Hyperglycaemia and hypokalaemia occurred in the child. Besides abnormal catecholamines secretion, long-term fasting and continuous gastrointestinal decompression also induce hypokalaemia. Pheochromocytoma, 9 irregular diet, complete bed rest and hypokalaemia might contribute to the intestinal obstruction in this patient. So, it should be emphasized to monitor peri-operative metabolic disorder in patients undergoing pheochromocytoma resection.

Conclusion


We describe the anaesthetic management for pheochromocytoma resection and enterolysis in a 5-year-old boy with cerebral haemorrhage and intestinal obstruction.
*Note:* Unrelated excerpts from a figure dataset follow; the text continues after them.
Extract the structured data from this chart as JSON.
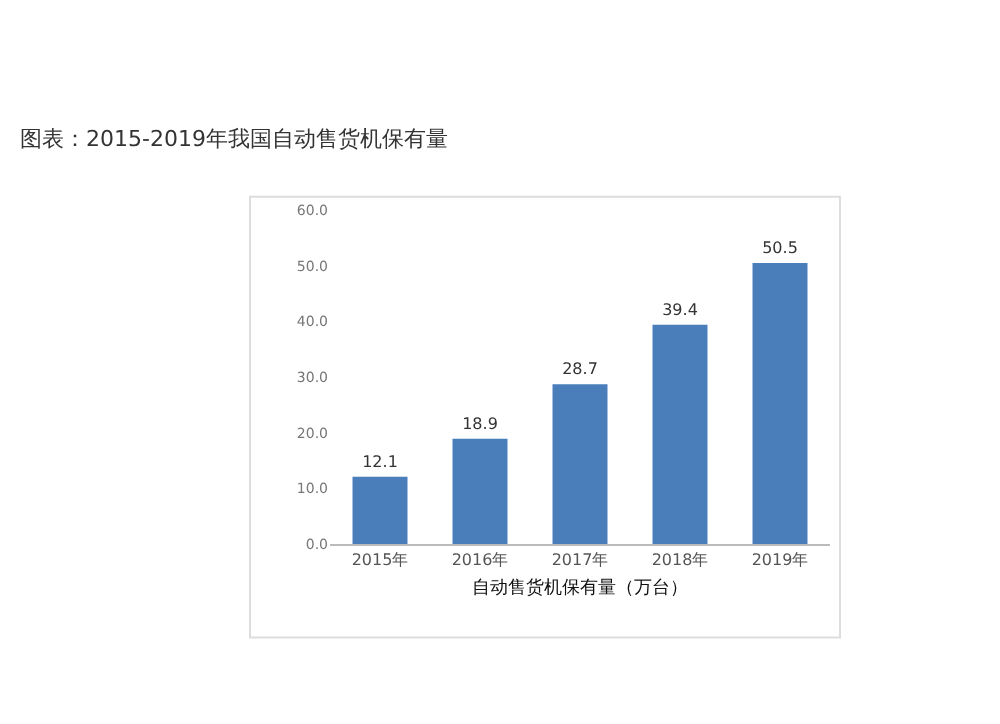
{
  "chart_data": {
    "type": "bar",
    "title": "图表：2015-2019年我国自动售货机保有量",
    "xlabel": "自动售货机保有量（万台）",
    "categories": [
      "2015年",
      "2016年",
      "2017年",
      "2018年",
      "2019年"
    ],
    "values": [
      12.1,
      18.9,
      28.7,
      39.4,
      50.5
    ],
    "color": "#4a7ebb",
    "ylim": [
      0,
      60
    ],
    "yticks": [
      {
        "value": 0,
        "label": "0.0"
      },
      {
        "value": 10,
        "label": "10.0"
      },
      {
        "value": 20,
        "label": "20.0"
      },
      {
        "value": 30,
        "label": "30.0"
      },
      {
        "value": 40,
        "label": "40.0"
      },
      {
        "value": 50,
        "label": "50.0"
      },
      {
        "value": 60,
        "label": "60.0"
      }
    ],
    "data_labels": true,
    "grid": false,
    "legend": false
  }
}
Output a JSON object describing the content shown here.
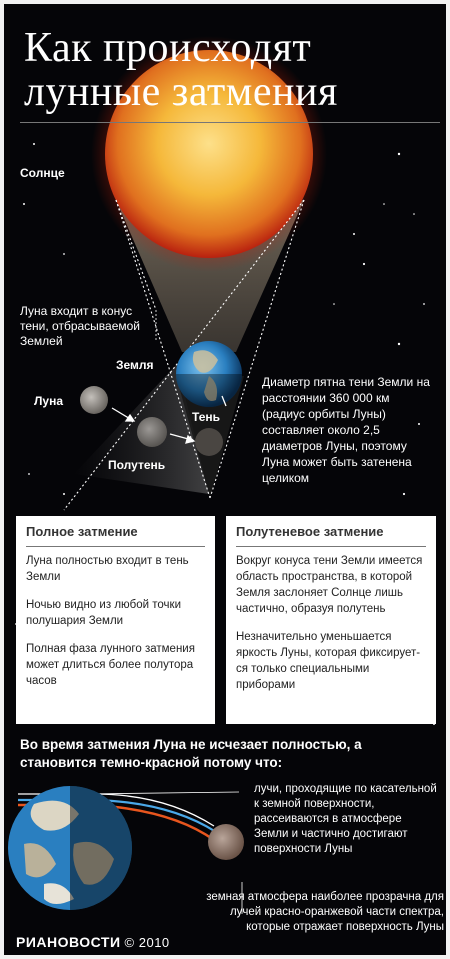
{
  "title_line1": "Как происходят",
  "title_line2": "лунные затмения",
  "labels": {
    "sun": "Солнце",
    "moon_enters": "Луна входит в конус тени, отбрасываемой Землей",
    "earth": "Земля",
    "moon": "Луна",
    "umbra": "Тень",
    "penumbra": "Полутень",
    "diameter_note": "Диаметр пятна тени Земли на расстоянии 360 000 км (радиус орбиты Луны) составляет около 2,5 диаметров Луны, поэтому Луна может быть затенена целиком"
  },
  "total": {
    "heading": "Полное затмение",
    "p1": "Луна  полностью входит в тень Земли",
    "p2": "Ночью видно из любой точки полушария Земли",
    "p3": "Полная фаза лунного затмения может длиться более полутора часов"
  },
  "penumbral": {
    "heading": "Полутеневое затмение",
    "p1": "Вокруг конуса тени Земли имеется область пространства, в которой Земля заслоняет Солнце лишь частично, образуя полутень",
    "p2": "Незначительно уменьшается яркость Луны, которая фиксирует-ся только специальными приборами"
  },
  "reason_heading": "Во время затмения Луна не исчезает полностью, а становится темно-красной потому что:",
  "reason_rays": "лучи, проходящие по касательной к земной поверхности, рассеиваются в атмосфере Земли и частично достигают поверхности Луны",
  "reason_atmosphere": "земная атмосфера наиболее прозрачна для лучей красно-оранжевой части спектра, которые отражает поверхность Луны",
  "logo": "РИАНОВОСТИ",
  "copyright": "© 2010",
  "colors": {
    "background": "#050508",
    "sun_core": "#f5b83a",
    "sun_edge": "#d8441a",
    "earth_ocean": "#2a7fc0",
    "moon": "#8a8580",
    "red_ray": "#e8561e",
    "blue_ray": "#4aa8e8"
  }
}
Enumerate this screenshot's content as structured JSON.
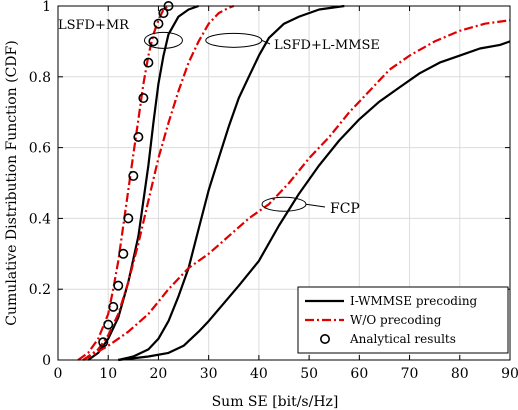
{
  "chart_data": {
    "type": "line",
    "xlabel": "Sum SE [bit/s/Hz]",
    "ylabel": "Cumulative Distribution Function (CDF)",
    "xlim": [
      0,
      90
    ],
    "ylim": [
      0,
      1
    ],
    "xticks": [
      0,
      10,
      20,
      30,
      40,
      50,
      60,
      70,
      80,
      90
    ],
    "yticks": [
      0,
      0.2,
      0.4,
      0.6,
      0.8,
      1
    ],
    "grid": true,
    "legend_position": "bottom-right",
    "legend": [
      {
        "label": "I-WMMSE precoding",
        "style": "solid-black"
      },
      {
        "label": "W/O precoding",
        "style": "dashdot-red"
      },
      {
        "label": "Analytical results",
        "style": "circle-marker"
      }
    ],
    "annotations": [
      {
        "text": "LSFD+MR",
        "target": [
          21,
          0.903
        ]
      },
      {
        "text": "LSFD+L-MMSE",
        "target": [
          35,
          0.903
        ]
      },
      {
        "text": "FCP",
        "target": [
          45,
          0.44
        ]
      }
    ],
    "series": [
      {
        "group": "LSFD+MR",
        "method": "I-WMMSE",
        "x": [
          6,
          8,
          10,
          12,
          14,
          16,
          17,
          18,
          19,
          20,
          21,
          22,
          24,
          26,
          28
        ],
        "y": [
          0,
          0.02,
          0.06,
          0.12,
          0.22,
          0.35,
          0.45,
          0.55,
          0.67,
          0.78,
          0.86,
          0.92,
          0.97,
          0.99,
          1
        ]
      },
      {
        "group": "LSFD+MR",
        "method": "W/O",
        "x": [
          4,
          6,
          8,
          10,
          11,
          12,
          13,
          14,
          15,
          16,
          17,
          18,
          19,
          20,
          21,
          22
        ],
        "y": [
          0,
          0.02,
          0.06,
          0.13,
          0.2,
          0.28,
          0.38,
          0.48,
          0.58,
          0.68,
          0.78,
          0.86,
          0.92,
          0.96,
          0.99,
          1
        ]
      },
      {
        "group": "LSFD+MR",
        "method": "Analytical",
        "x": [
          9,
          10,
          11,
          12,
          13,
          14,
          15,
          16,
          17,
          18,
          19,
          20,
          21,
          22
        ],
        "y": [
          0.05,
          0.1,
          0.15,
          0.21,
          0.3,
          0.4,
          0.52,
          0.63,
          0.74,
          0.84,
          0.9,
          0.95,
          0.98,
          1
        ]
      },
      {
        "group": "LSFD+L-MMSE",
        "method": "I-WMMSE",
        "x": [
          12,
          15,
          18,
          20,
          22,
          24,
          26,
          28,
          30,
          32,
          34,
          36,
          38,
          40,
          42,
          45,
          48,
          52,
          57
        ],
        "y": [
          0,
          0.01,
          0.03,
          0.06,
          0.11,
          0.18,
          0.26,
          0.37,
          0.48,
          0.57,
          0.66,
          0.74,
          0.8,
          0.86,
          0.91,
          0.95,
          0.97,
          0.99,
          1
        ]
      },
      {
        "group": "LSFD+L-MMSE",
        "method": "W/O",
        "x": [
          5,
          8,
          10,
          12,
          14,
          16,
          18,
          20,
          22,
          24,
          26,
          28,
          30,
          32,
          34,
          35
        ],
        "y": [
          0,
          0.03,
          0.07,
          0.13,
          0.22,
          0.33,
          0.45,
          0.57,
          0.67,
          0.76,
          0.84,
          0.9,
          0.95,
          0.98,
          0.995,
          1
        ]
      },
      {
        "group": "FCP",
        "method": "I-WMMSE",
        "x": [
          12,
          18,
          22,
          25,
          28,
          30,
          33,
          36,
          40,
          44,
          48,
          52,
          56,
          60,
          64,
          68,
          72,
          76,
          80,
          84,
          88,
          90
        ],
        "y": [
          0,
          0.01,
          0.02,
          0.04,
          0.08,
          0.11,
          0.16,
          0.21,
          0.28,
          0.38,
          0.47,
          0.55,
          0.62,
          0.68,
          0.73,
          0.77,
          0.81,
          0.84,
          0.86,
          0.88,
          0.89,
          0.9
        ]
      },
      {
        "group": "FCP",
        "method": "W/O",
        "x": [
          5,
          10,
          14,
          18,
          22,
          26,
          30,
          34,
          38,
          42,
          46,
          50,
          54,
          58,
          62,
          66,
          70,
          75,
          80,
          85,
          90
        ],
        "y": [
          0,
          0.04,
          0.08,
          0.13,
          0.2,
          0.26,
          0.3,
          0.35,
          0.4,
          0.44,
          0.5,
          0.57,
          0.63,
          0.7,
          0.76,
          0.82,
          0.86,
          0.9,
          0.93,
          0.95,
          0.96
        ]
      }
    ]
  }
}
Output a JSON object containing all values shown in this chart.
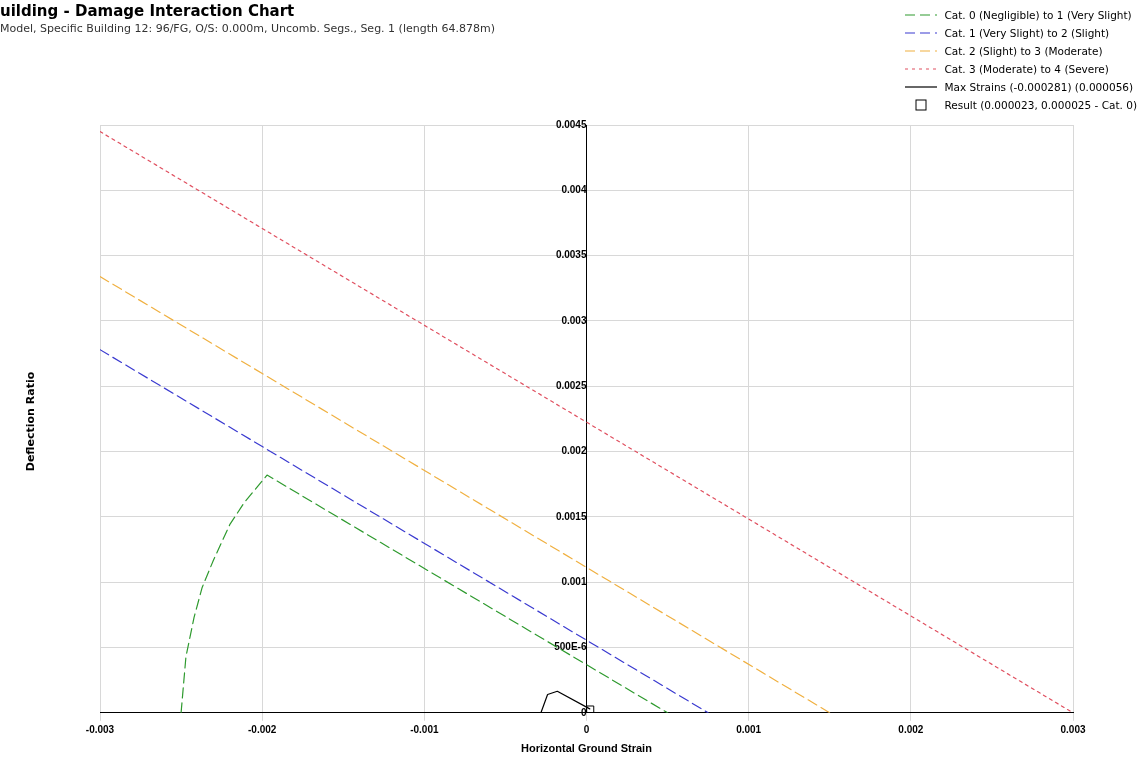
{
  "chart_data": {
    "type": "line",
    "title": "uilding - Damage Interaction Chart",
    "subtitle": "Model, Specific Building 12: 96/FG, O/S: 0.000m, Uncomb. Segs., Seg. 1 (length 64.878m)",
    "xlabel": "Horizontal Ground Strain",
    "ylabel": "Deflection Ratio",
    "series": [
      {
        "name": "Cat. 0 (Negligible) to 1 (Very Slight)",
        "color": "#2e9a2e",
        "line_style": "dashed",
        "x": [
          -0.0025,
          -0.00247,
          -0.00242,
          -0.00237,
          -0.0023,
          -0.0022,
          -0.00211,
          -0.00197,
          0.0005
        ],
        "values": [
          0,
          0.00043,
          0.00073,
          0.00096,
          0.00117,
          0.00144,
          0.00161,
          0.00182,
          0
        ]
      },
      {
        "name": "Cat. 1 (Very Slight) to 2 (Slight)",
        "color": "#3a3ad0",
        "line_style": "dashed",
        "x": [
          -0.003,
          0.00075
        ],
        "values": [
          0.00278,
          0
        ]
      },
      {
        "name": "Cat. 2 (Slight) to 3 (Moderate)",
        "color": "#f0b040",
        "line_style": "dashed",
        "x": [
          -0.003,
          0.0015
        ],
        "values": [
          0.00334,
          0
        ]
      },
      {
        "name": "Cat. 3 (Moderate) to 4 (Severe)",
        "color": "#e05060",
        "line_style": "dotted",
        "x": [
          -0.003,
          0.003
        ],
        "values": [
          0.00445,
          0
        ]
      },
      {
        "name": "Max Strains (-0.000281) (0.000056)",
        "color": "#000000",
        "line_style": "solid",
        "x": [
          -0.000281,
          -0.00024,
          -0.00018,
          2e-05
        ],
        "values": [
          0,
          0.00014,
          0.000165,
          3e-05
        ]
      },
      {
        "name": "Result (0.000023, 0.000025 - Cat. 0)",
        "type": "scatter",
        "marker": "square",
        "color": "#000000",
        "x": [
          2.3e-05
        ],
        "values": [
          2.5e-05
        ]
      }
    ],
    "marker": "none",
    "grid": true,
    "legend": "top right",
    "xlim": [
      -0.003,
      0.003
    ],
    "xticks": [
      -0.003,
      -0.002,
      -0.001,
      0,
      0.001,
      0.002,
      0.003
    ],
    "ylim": [
      0,
      0.0045
    ],
    "yticks": [
      0,
      {
        "value": 0.0005,
        "label": "500E-6"
      },
      0.001,
      0.0015,
      0.002,
      0.0025,
      0.003,
      0.0035,
      0.004,
      0.0045
    ]
  }
}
Proper and adequate preoperative preparation through using of vasoactive drugs and restoration of blood volume, appropriate anaesthesia choice and close perioperative monitoring guarantee good haemodynamic control, resulting in a favourable outcome.

Conflict of Interest:
None.
Disclaimer: The manuscript has not been presented in a conference and is not under consideration for publication in any other journal.
Grant Support & Financial Disclosures: None.